In his State of the Union address Tuesday, President Trump once again presented his case for a wall on the United States’ southern border. There is plenty to debate about what such a wall would accomplish, but the president has no doubt: It would keep out bad stuff, such as drugs and guns, and bad people, who commit crimes and damage the U.S. economy.
The president’s claims about crime are factually dubious. As Christopher Ingraham noted in The Post last June, “The social-science research on immigration and crime is clear: Undocumented immigrants are considerably less likely to commit crime than native-born citizens.” Study after study rebuts the migrants-as-criminals argument. But it is the president’s characterization of migrants’ dire economic effect, and his depiction of American scarcity, with workers fighting over scraps, that also warrants debunking.
As Trump noted elsewhere in his speech — contradicting the dire economic terms of his immigration discussion — the United States is experiencing an economic boom of low unemployment and rising wages. That migrants are drawn to the United States, as they always have been, is because of the opportunities it offers. They are among the most motivated people in the world; migrants can affirm and strengthen essential elements of the American character.
That character is rooted in a belief that the United States is a nation of strivers, standing apart from other countries in its steadfast confidence that hard work and individualism are the way to get ahead. Faced with adversity, Americans rise to the occasion. The journey that migrants make is almost invariably a response to adversity in their homeland, reflecting their longing to reach a place where their hard work and ambition will be rewarded. They arrive already imbued with the traits that are understood as elemental to being an American.
Yet worries about these migrants often centers on the possibility that they will somehow alter or undermine the American character — that these are destitute people who make life worse for Americans. But these are not tired, poor, huddled masses; some financial means is required to make the long trip the United States. Whether they come in a caravan seeking asylum, by foot across the Sonoran desert to do manual labor, or by airplane on their way to study in U.S. universities or to work in high-tech jobs, they share an energy and motivation that sets them apart from those who don’t migrate. That distinguishing characteristic is what academics call self-selection. It’s easy to overlook character self-selection when so much of the debate about immigration centers on more conventional indicators of selection, such as education level.
Across two centuries, successive waves of immigrants to America, self-selected for character, built the contemporary nation of strivers. Historically, there was no border wall and no border patrol. But there were the Atlantic and Pacific oceans, and crossing them could be deadly.
For the Irish who escaped the potato famine, it was not unusual for 30 percent of the migrant passengers to lose their lives aboard disease-ridden boats known as coffin ships.
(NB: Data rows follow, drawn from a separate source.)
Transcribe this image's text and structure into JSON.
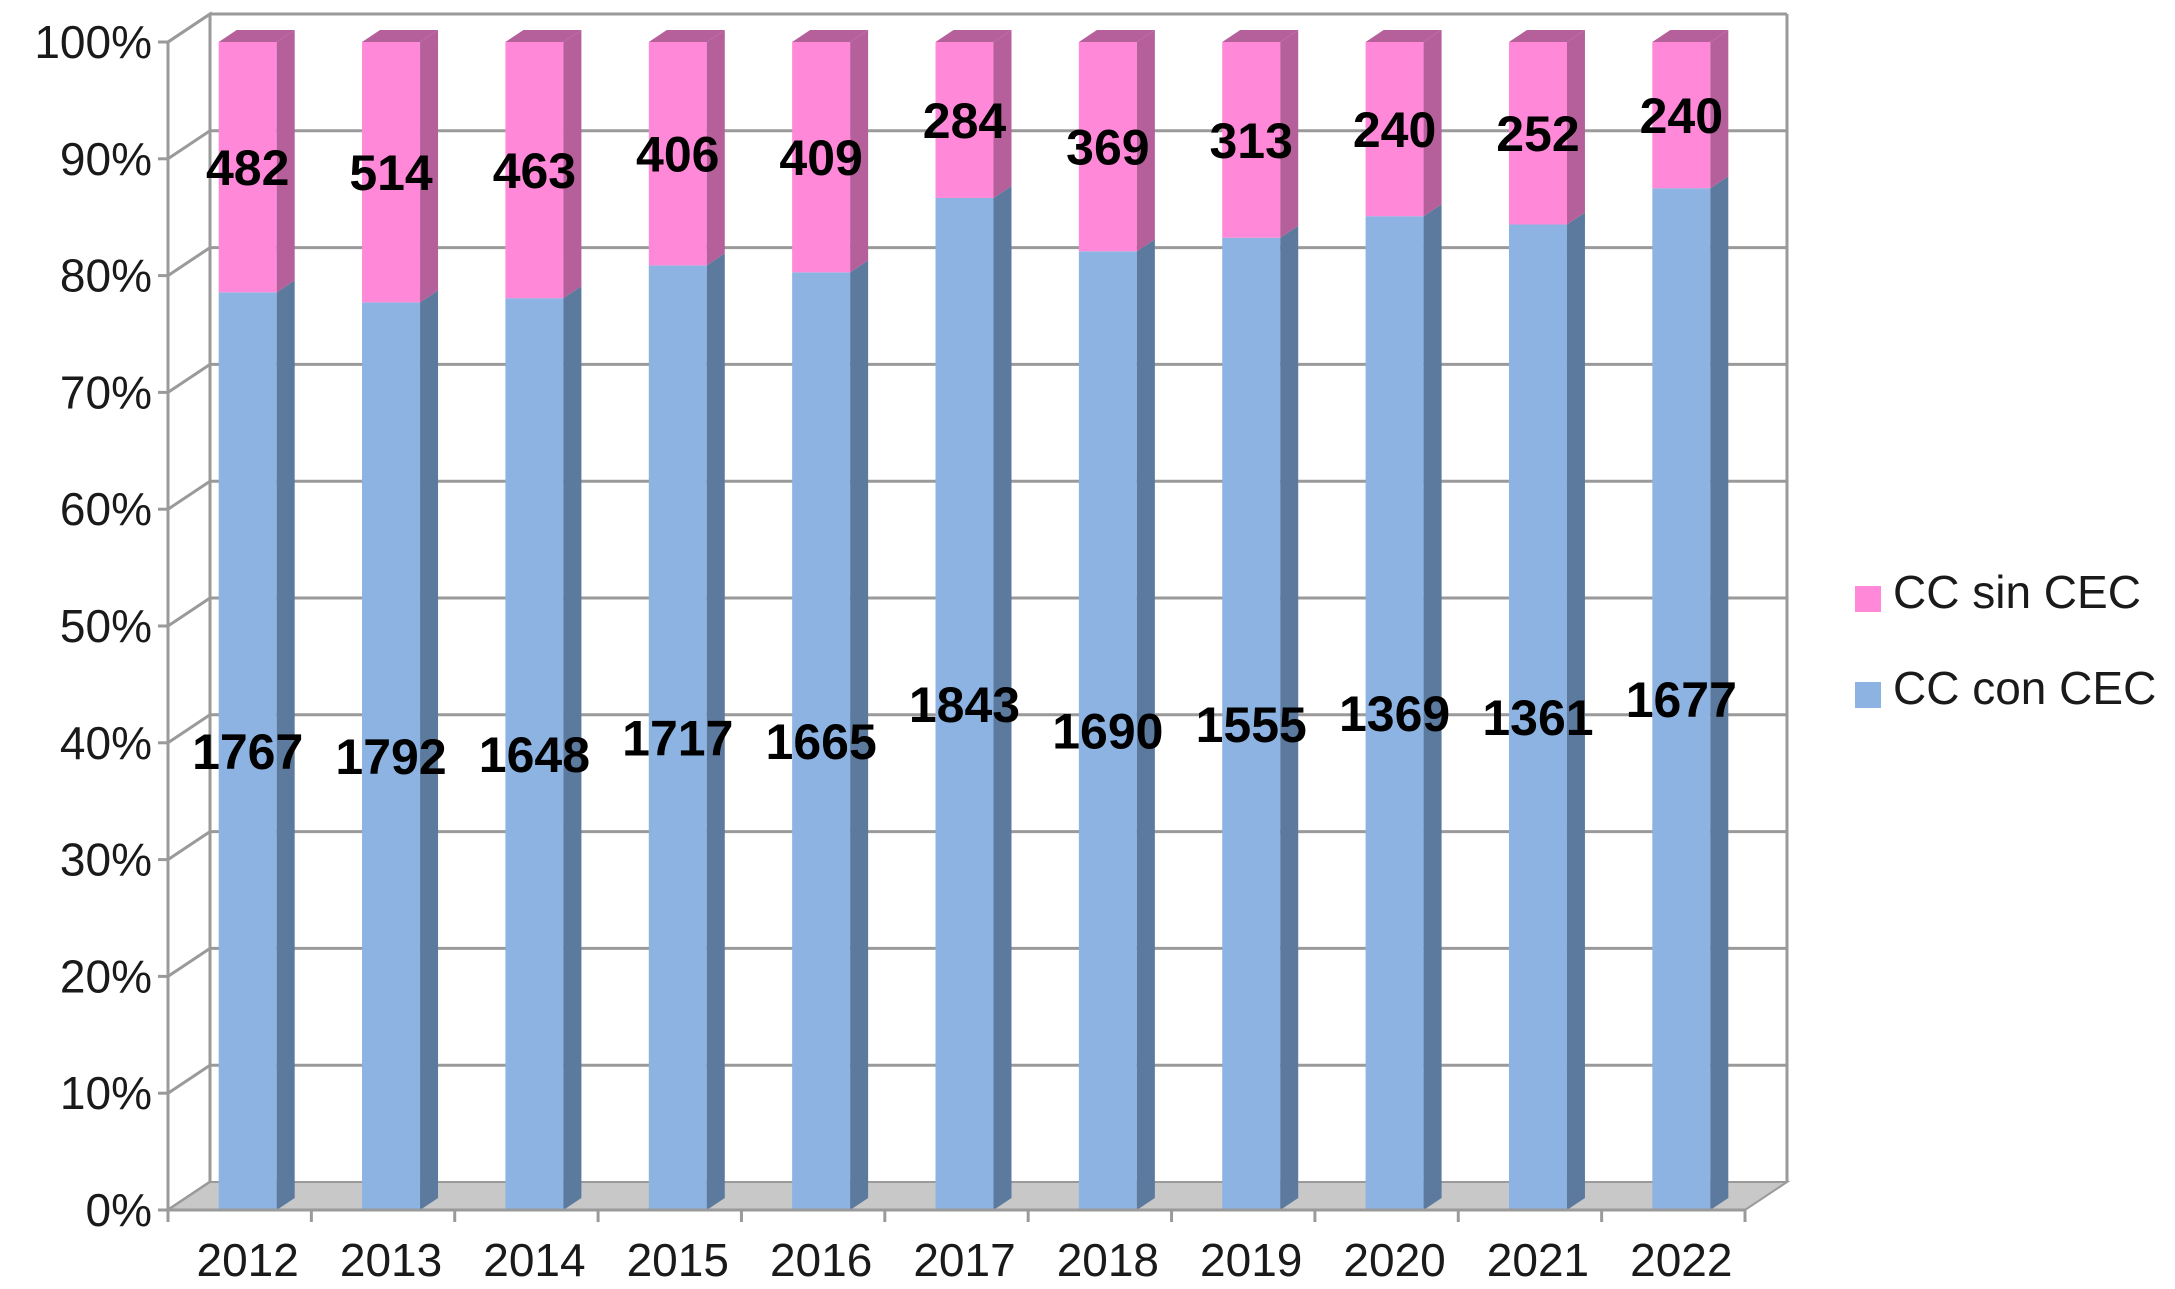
{
  "chart_data": {
    "type": "bar",
    "stacked": true,
    "normalized": true,
    "three_d": true,
    "categories": [
      "2012",
      "2013",
      "2014",
      "2015",
      "2016",
      "2017",
      "2018",
      "2019",
      "2020",
      "2021",
      "2022"
    ],
    "series": [
      {
        "name": "CC con CEC",
        "values": [
          1767,
          1792,
          1648,
          1717,
          1665,
          1843,
          1690,
          1555,
          1369,
          1361,
          1677
        ],
        "color": "#8db3e2",
        "side_color": "#5c7a9e"
      },
      {
        "name": "CC sin CEC",
        "values": [
          482,
          514,
          463,
          406,
          409,
          284,
          369,
          313,
          240,
          252,
          240
        ],
        "color": "#ff88d8",
        "side_color": "#b5609a"
      }
    ],
    "y_tick_labels": [
      "0%",
      "10%",
      "20%",
      "30%",
      "40%",
      "50%",
      "60%",
      "70%",
      "80%",
      "90%",
      "100%"
    ],
    "ylim": [
      0,
      100
    ],
    "grid": true,
    "legend_position": "right",
    "title": "",
    "xlabel": "",
    "ylabel": ""
  }
}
At the end of the 19th and beginning of the 20th centuries, millions of Southern and Eastern European immigrants made a two-week journey across the Atlantic knowing, if they arrived safely, they would land in a place that regarded them as unfit to be Americans.
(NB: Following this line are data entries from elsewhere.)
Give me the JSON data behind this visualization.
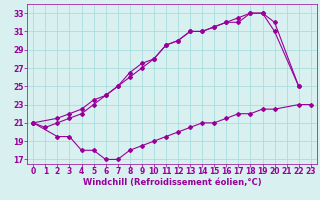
{
  "line1_x": [
    0,
    1,
    2,
    3,
    4,
    5,
    6,
    7,
    8,
    9,
    10,
    11,
    12,
    13,
    14,
    15,
    16,
    17,
    18,
    19,
    20,
    22
  ],
  "line1_y": [
    21,
    20.5,
    21,
    21.5,
    22,
    23,
    24,
    25,
    26.5,
    27.5,
    28,
    29.5,
    30,
    31,
    31,
    31.5,
    32,
    32.5,
    33,
    33,
    32,
    25
  ],
  "line2_x": [
    0,
    2,
    3,
    4,
    5,
    6,
    7,
    8,
    9,
    10,
    11,
    12,
    13,
    14,
    15,
    16,
    17,
    18,
    19,
    20,
    22
  ],
  "line2_y": [
    21,
    21.5,
    22,
    22.5,
    23.5,
    24,
    25,
    26,
    27,
    28,
    29.5,
    30,
    31,
    31,
    31.5,
    32,
    32,
    33,
    33,
    31,
    25
  ],
  "line3_x": [
    0,
    2,
    3,
    4,
    5,
    6,
    7,
    8,
    9,
    10,
    11,
    12,
    13,
    14,
    15,
    16,
    17,
    18,
    19,
    20,
    22,
    23
  ],
  "line3_y": [
    21,
    19.5,
    19.5,
    18,
    18,
    17,
    17,
    18,
    18.5,
    19,
    19.5,
    20,
    20.5,
    21,
    21,
    21.5,
    22,
    22,
    22.5,
    22.5,
    23,
    23
  ],
  "line_color": "#990099",
  "bg_color": "#d8f0f0",
  "grid_color": "#aadddd",
  "xlabel": "Windchill (Refroidissement éolien,°C)",
  "xlim": [
    -0.5,
    23.5
  ],
  "ylim": [
    16.5,
    34
  ],
  "xticks": [
    0,
    1,
    2,
    3,
    4,
    5,
    6,
    7,
    8,
    9,
    10,
    11,
    12,
    13,
    14,
    15,
    16,
    17,
    18,
    19,
    20,
    21,
    22,
    23
  ],
  "yticks": [
    17,
    19,
    21,
    23,
    25,
    27,
    29,
    31,
    33
  ],
  "marker": "D",
  "markersize": 2,
  "linewidth": 0.8,
  "xlabel_fontsize": 6,
  "tick_fontsize": 5.5
}
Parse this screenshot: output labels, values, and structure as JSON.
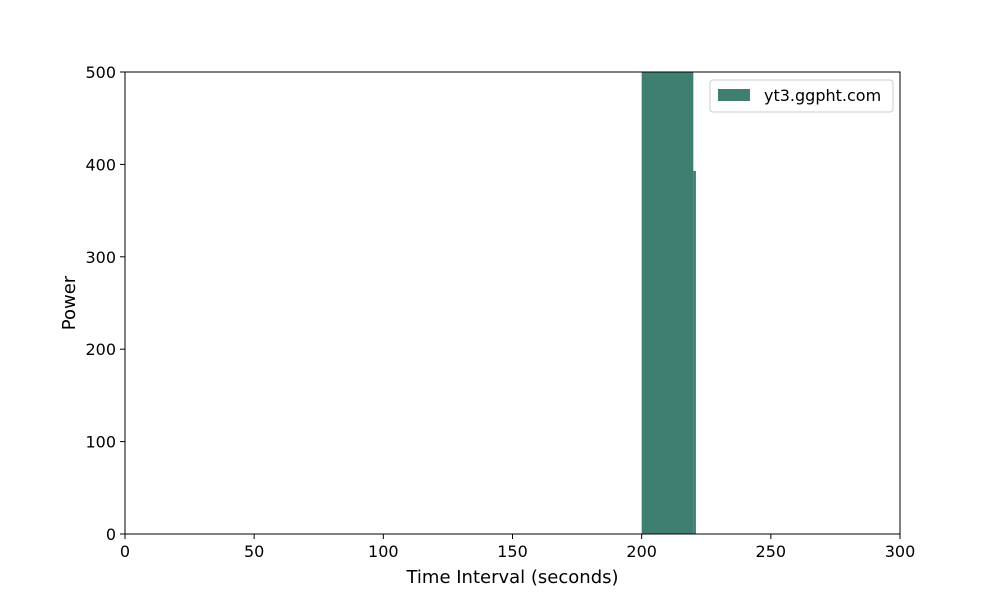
{
  "chart_data": {
    "type": "bar",
    "title": "",
    "xlabel": "Time Interval (seconds)",
    "ylabel": "Power",
    "xlim": [
      0,
      300
    ],
    "ylim": [
      0,
      500
    ],
    "xticks": [
      "0",
      "50",
      "100",
      "150",
      "200",
      "250",
      "300"
    ],
    "yticks": [
      "0",
      "100",
      "200",
      "300",
      "400",
      "500"
    ],
    "grid": false,
    "legend": {
      "position": "top-right"
    },
    "series": [
      {
        "name": "yt3.ggpht.com",
        "color": "#3f7f72",
        "bars": [
          {
            "x_start": 200,
            "x_end": 220,
            "value": 500
          },
          {
            "x_start": 220,
            "x_end": 221,
            "value": 393
          }
        ]
      }
    ]
  }
}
Chinese and Japanese immigrants were met with even more hostility. Designated legally nonwhite, they were ineligible for citizenship.
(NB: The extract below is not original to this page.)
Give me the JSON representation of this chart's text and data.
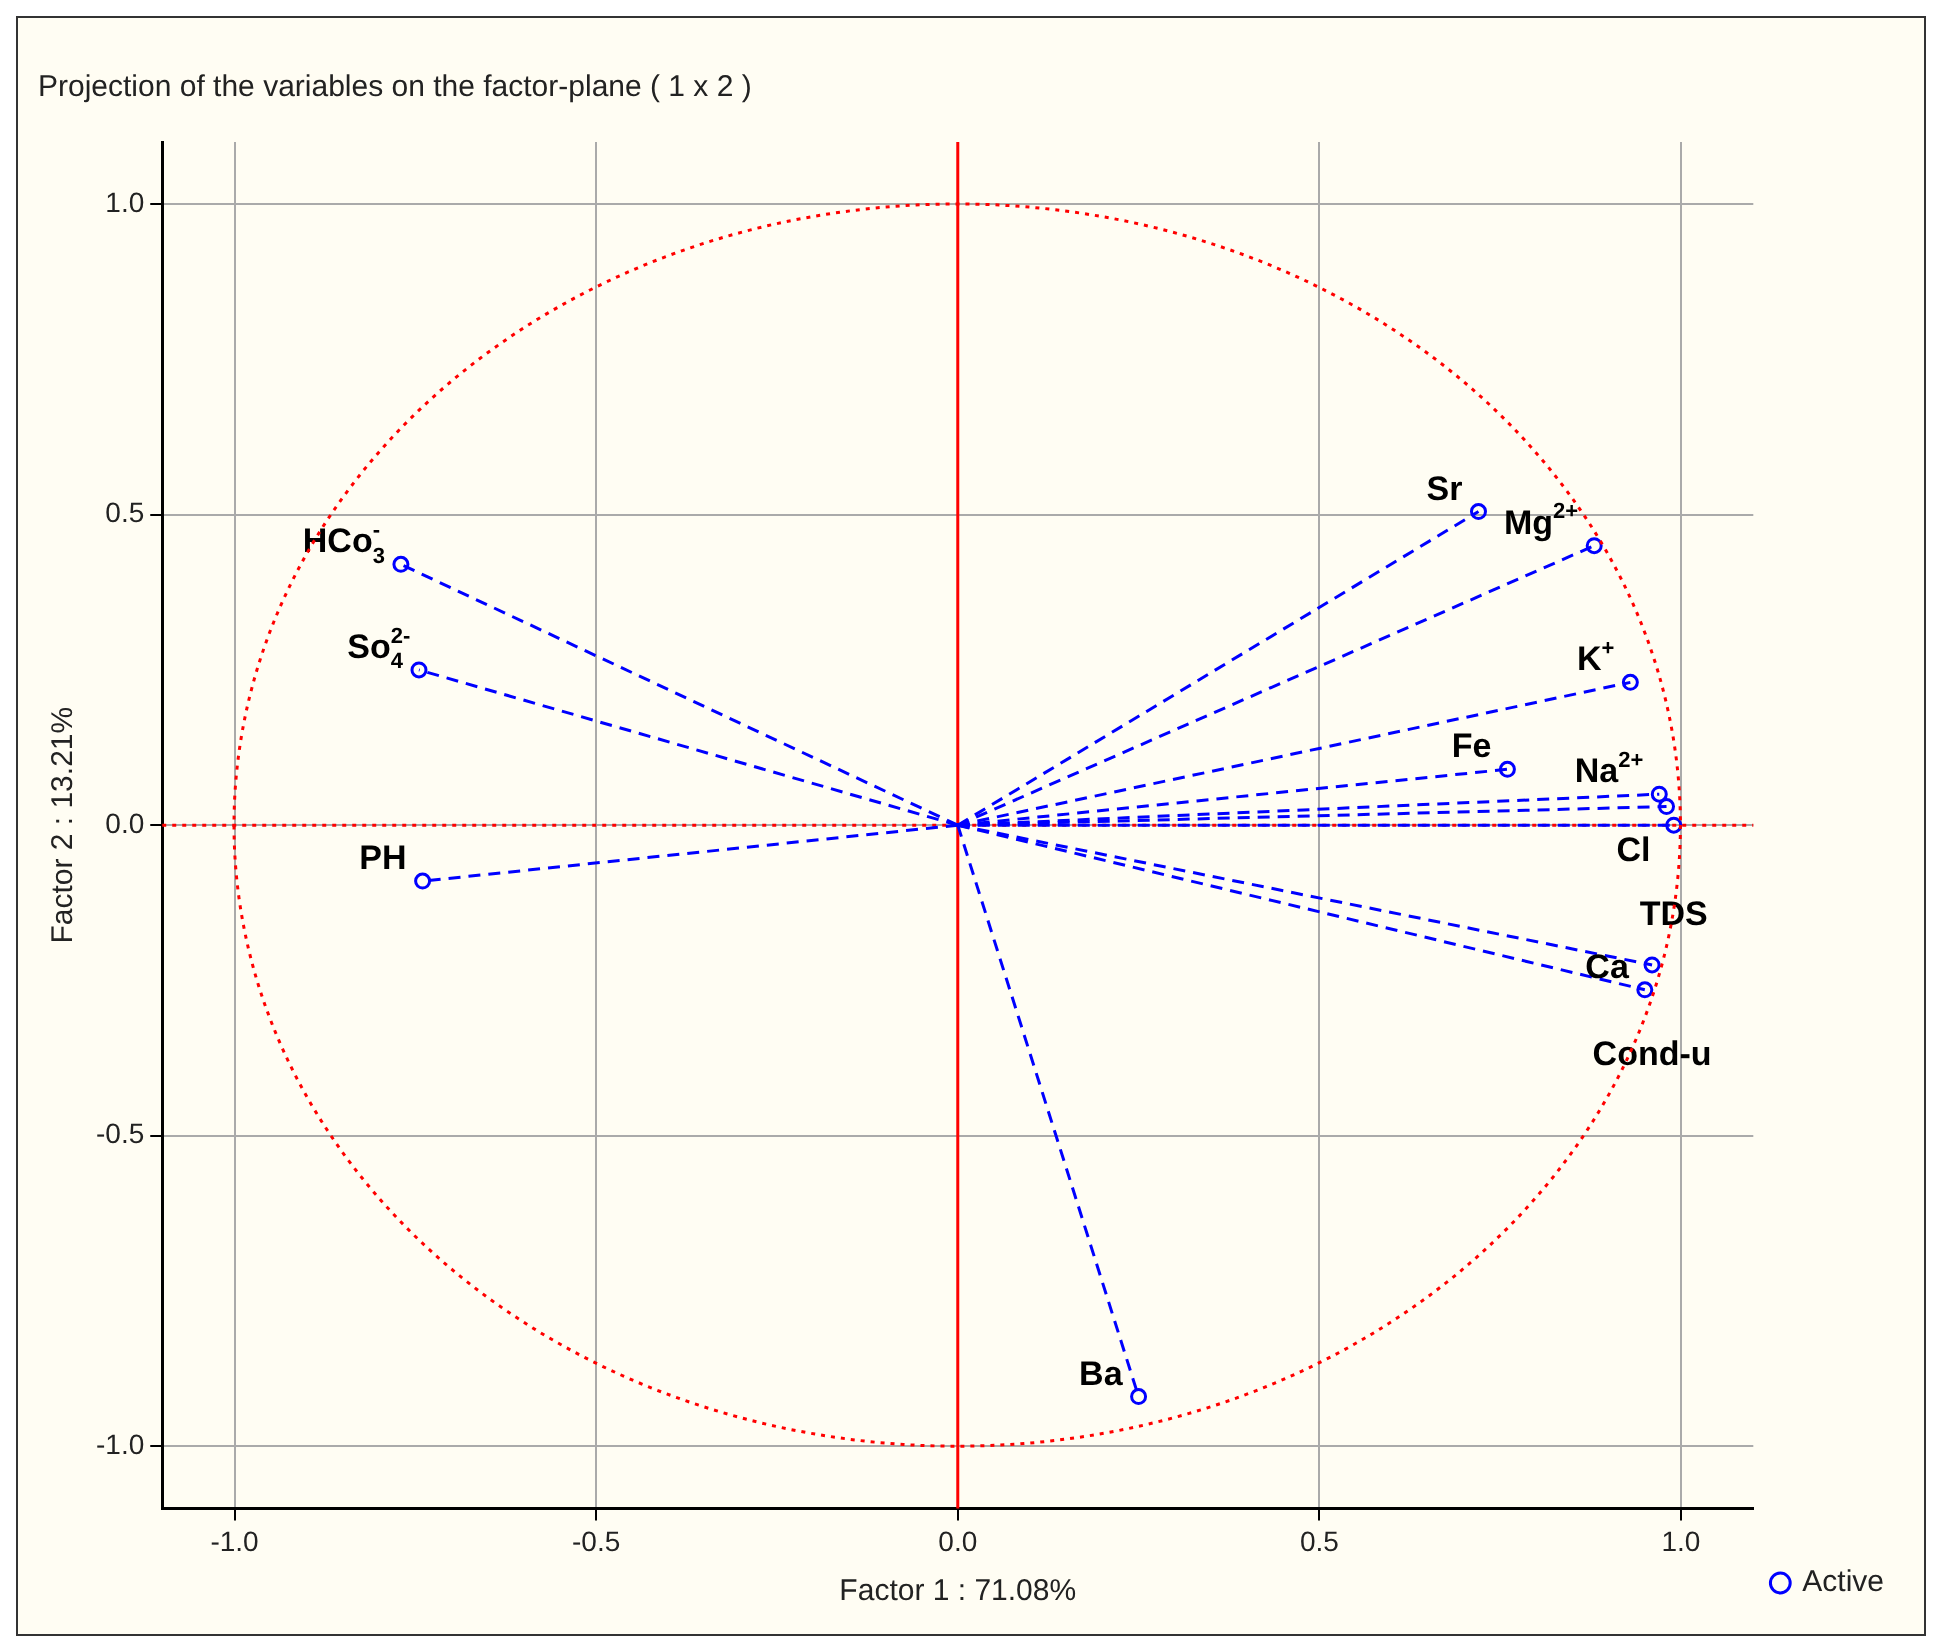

In the modern era, many migrants eagerly seeking opportunity and freedom don’t have to risk a deadly ocean journey, but their travel across lands fraught with danger demonstrates a bravery and ambition that is no less impressive. Between October 1999 and April 2018, The Post recently reported, more than 3,000 migrants died in the vast desert region in the Southwest. Families, now mostly from Central America, sometimes walk hundreds of miles through a gauntlet of extortion, rape and humiliation only to have their children taken by U.S. authorities and placed in detention centers after arriving.
The United States, like any sovereign country, has the right to choose who to let in and who to turn away. It would be lamentable if the decisions were skewed by the demonization of these migrants or by a fundamental misunderstanding of their motivations. Most migrants arrive equipped with the determination and eagerness for hard work that will only add to America’s abundance.
Tomás R. Jiménez is an associate professor of sociology and comparative studies in race and ethnicity at Stanford University and the author of “The Other Side of Assimilation: How Immigrants Are Changing American Life.”